RICHMOND, VA (WWBT) - Congress is back in session and considering what to do about tax cuts passed by former President Bush that will expire in January. Some Democrats say wealthier people should no longer get the cuts, but Republicans say that will slow down the economic recovery.
Rhoda Elliott, owner of Bill's Barbecue, says they've just been getting by through the bad economy. Like many small business owners, she worries that paying higher taxes will prevent her from growing her business and hiring more staff.
Said Elliott, "We have to cut somebody's pay, somebody's job, the quality of product that we serve in order to pay the taxes. And people are just walking on a tight rope."

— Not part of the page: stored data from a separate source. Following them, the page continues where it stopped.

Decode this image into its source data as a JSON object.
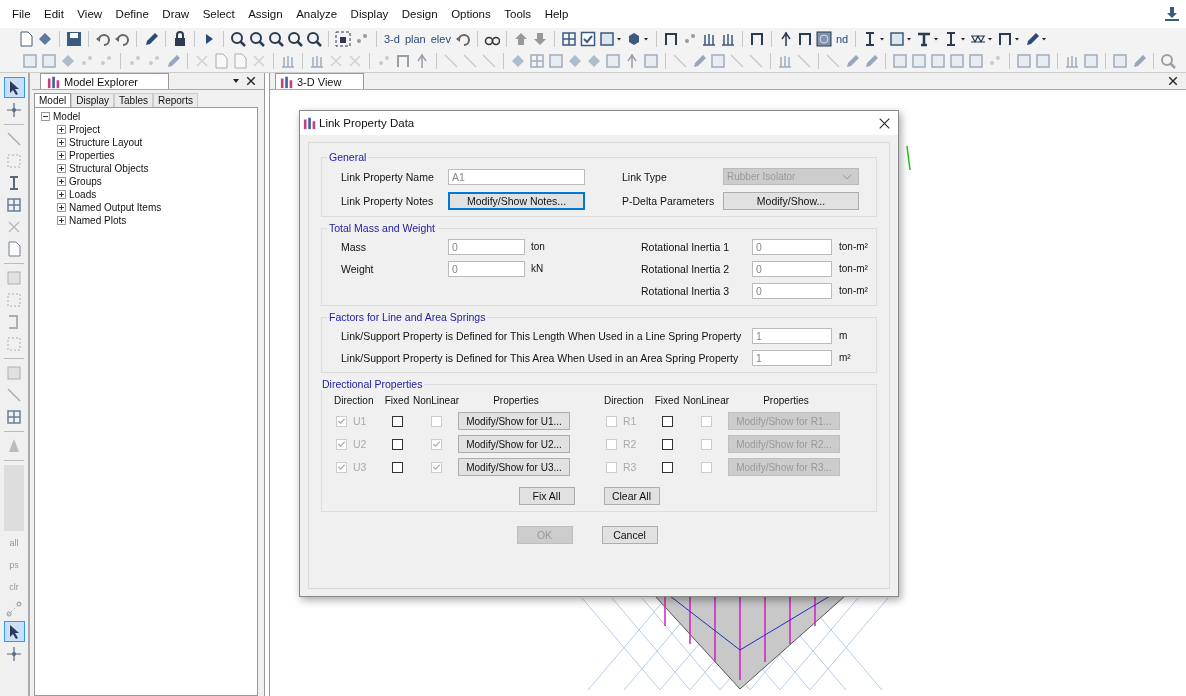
{
  "menu": [
    "File",
    "Edit",
    "View",
    "Define",
    "Draw",
    "Select",
    "Assign",
    "Analyze",
    "Display",
    "Design",
    "Options",
    "Tools",
    "Help"
  ],
  "toolbar_texts": [
    "3-d",
    "plan",
    "elev",
    "nd"
  ],
  "side_tools": [
    {
      "selected": true
    },
    {
      "selected": false
    },
    {
      "selected": false
    },
    {
      "selected": false
    },
    {
      "selected": false
    },
    {
      "selected": false
    },
    {
      "selected": false
    },
    {
      "selected": false
    },
    {
      "selected": false
    },
    {
      "selected": false
    },
    {
      "selected": false
    },
    {
      "selected": false
    },
    {
      "selected": false
    },
    {
      "selected": false
    },
    {
      "selected": false
    },
    {
      "selected": false
    },
    {
      "label": "all",
      "selected": false
    },
    {
      "label": "ps",
      "selected": false
    },
    {
      "label": "clr",
      "selected": false
    },
    {
      "selected": false
    },
    {
      "selected": true
    },
    {
      "selected": false
    }
  ],
  "explorer": {
    "title": "Model Explorer",
    "tabs": [
      {
        "label": "Model",
        "selected": true
      },
      {
        "label": "Display",
        "selected": false
      },
      {
        "label": "Tables",
        "selected": false
      },
      {
        "label": "Reports",
        "selected": false
      }
    ],
    "tree": [
      {
        "label": "Model",
        "expanded": true,
        "children": [
          {
            "label": "Project",
            "expanded": false
          },
          {
            "label": "Structure Layout",
            "expanded": false
          },
          {
            "label": "Properties",
            "expanded": false
          },
          {
            "label": "Structural Objects",
            "expanded": false
          },
          {
            "label": "Groups",
            "expanded": false
          },
          {
            "label": "Loads",
            "expanded": false
          },
          {
            "label": "Named Output Items",
            "expanded": false
          },
          {
            "label": "Named Plots",
            "expanded": false
          }
        ]
      }
    ]
  },
  "view_tab": "3-D View",
  "dialog": {
    "title": "Link Property Data",
    "general": {
      "title": "General",
      "name_label": "Link Property Name",
      "name_value": "A1",
      "notes_label": "Link Property Notes",
      "notes_button": "Modify/Show Notes...",
      "notes_focused": true,
      "type_label": "Link Type",
      "type_value": "Rubber Isolator",
      "type_disabled": true,
      "pdelta_label": "P-Delta Parameters",
      "pdelta_button": "Modify/Show..."
    },
    "mass": {
      "title": "Total Mass and Weight",
      "left": [
        {
          "label": "Mass",
          "value": "0",
          "unit": "ton"
        },
        {
          "label": "Weight",
          "value": "0",
          "unit": "kN"
        }
      ],
      "right": [
        {
          "label": "Rotational Inertia 1",
          "value": "0",
          "unit": "ton-m²"
        },
        {
          "label": "Rotational Inertia 2",
          "value": "0",
          "unit": "ton-m²"
        },
        {
          "label": "Rotational Inertia 3",
          "value": "0",
          "unit": "ton-m²"
        }
      ]
    },
    "springs": {
      "title": "Factors for Line and Area Springs",
      "rows": [
        {
          "label": "Link/Support Property is Defined for This Length When Used in a Line Spring Property",
          "value": "1",
          "unit": "m"
        },
        {
          "label": "Link/Support Property is Defined for This Area When Used in an Area Spring Property",
          "value": "1",
          "unit": "m²"
        }
      ]
    },
    "directional": {
      "title": "Directional Properties",
      "headers_left": [
        "Direction",
        "Fixed",
        "NonLinear",
        "Properties"
      ],
      "headers_right": [
        "Direction",
        "Fixed",
        "NonLinear",
        "Properties"
      ],
      "left": [
        {
          "dir": "U1",
          "dir_checked": true,
          "fixed_checked": false,
          "nonlinear_checked": false,
          "button": "Modify/Show for U1...",
          "button_disabled": false
        },
        {
          "dir": "U2",
          "dir_checked": true,
          "fixed_checked": false,
          "nonlinear_checked": true,
          "button": "Modify/Show for U2...",
          "button_disabled": false
        },
        {
          "dir": "U3",
          "dir_checked": true,
          "fixed_checked": false,
          "nonlinear_checked": true,
          "button": "Modify/Show for U3...",
          "button_disabled": false
        }
      ],
      "right": [
        {
          "dir": "R1",
          "dir_checked": false,
          "fixed_checked": false,
          "nonlinear_checked": false,
          "button": "Modify/Show for R1...",
          "button_disabled": true
        },
        {
          "dir": "R2",
          "dir_checked": false,
          "fixed_checked": false,
          "nonlinear_checked": false,
          "button": "Modify/Show for R2...",
          "button_disabled": true
        },
        {
          "dir": "R3",
          "dir_checked": false,
          "fixed_checked": false,
          "nonlinear_checked": false,
          "button": "Modify/Show for R3...",
          "button_disabled": true
        }
      ],
      "fix_all": "Fix All",
      "clear_all": "Clear All"
    },
    "ok": {
      "label": "OK",
      "disabled": true
    },
    "cancel": "Cancel"
  }
}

If the tax cuts expire, the two highest tax rates would revert from 35 percent to 39.6 percent, and from 33 percent to 36 percent. Republicans want to continue the tax cuts for everyone.
President Obama and some Democrats also want to extend the tax cuts, but not for joint tax filers who make more $250,000 or individuals who make more than $200,000. This affects small businesses because they often pay taxes under the individual tax code rather than the corporate code.

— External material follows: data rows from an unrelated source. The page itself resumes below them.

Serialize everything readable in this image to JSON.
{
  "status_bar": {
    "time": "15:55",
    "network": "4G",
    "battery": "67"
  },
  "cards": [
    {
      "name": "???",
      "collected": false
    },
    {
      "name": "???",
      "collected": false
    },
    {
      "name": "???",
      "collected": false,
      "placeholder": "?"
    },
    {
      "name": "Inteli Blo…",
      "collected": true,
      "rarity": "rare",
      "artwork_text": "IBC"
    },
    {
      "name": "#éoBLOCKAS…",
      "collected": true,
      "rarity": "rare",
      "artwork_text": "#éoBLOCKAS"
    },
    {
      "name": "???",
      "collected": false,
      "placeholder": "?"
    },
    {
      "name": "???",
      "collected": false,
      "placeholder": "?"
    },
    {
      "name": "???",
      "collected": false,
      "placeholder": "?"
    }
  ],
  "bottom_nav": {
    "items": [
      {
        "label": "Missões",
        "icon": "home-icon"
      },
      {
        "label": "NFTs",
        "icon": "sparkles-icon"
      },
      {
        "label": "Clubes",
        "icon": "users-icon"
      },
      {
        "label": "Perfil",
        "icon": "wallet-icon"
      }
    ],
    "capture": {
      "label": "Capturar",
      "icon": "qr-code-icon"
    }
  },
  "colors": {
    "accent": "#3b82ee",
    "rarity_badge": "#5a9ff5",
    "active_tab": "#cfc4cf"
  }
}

Said Julia Hammond with the National Federation of Independent Business, "The net majority of jobs come from small businesses and now you're going to go after exactly the people that the President and members of Congress and even people here in Virginia talk about reviving our economy. You can't survive if you don't have the money to invest in infrastructure and hire employees."
But Democrats say this would only increase taxes for the richest 2 percent to 3 percent of Americans and help to pay down the national deficit. Explained President Barack Obama, "So if you make half a million dollars a year, you'd still get tax relief on the first half of your income."
Senator Debbie Stabenow, a Democrat representing Michigan, said, "We had 10 years of tax cuts for the wealthy. Where are the jobs?"
But small business owners argue that a much larger percentage of people will be affected and it will hurt job growth. Said Elliott, "They very well may cut their overall tax base by finally shutting the doors on somebody, they just choose to ignore the reality of the situation."
The end of the Bush tax cuts also calls for a reinstatement of the estate tax, which can also affect small businesses when they're passed down. President Obama is proposing a reduction of the estate tax from the one scheduled to be reinstated.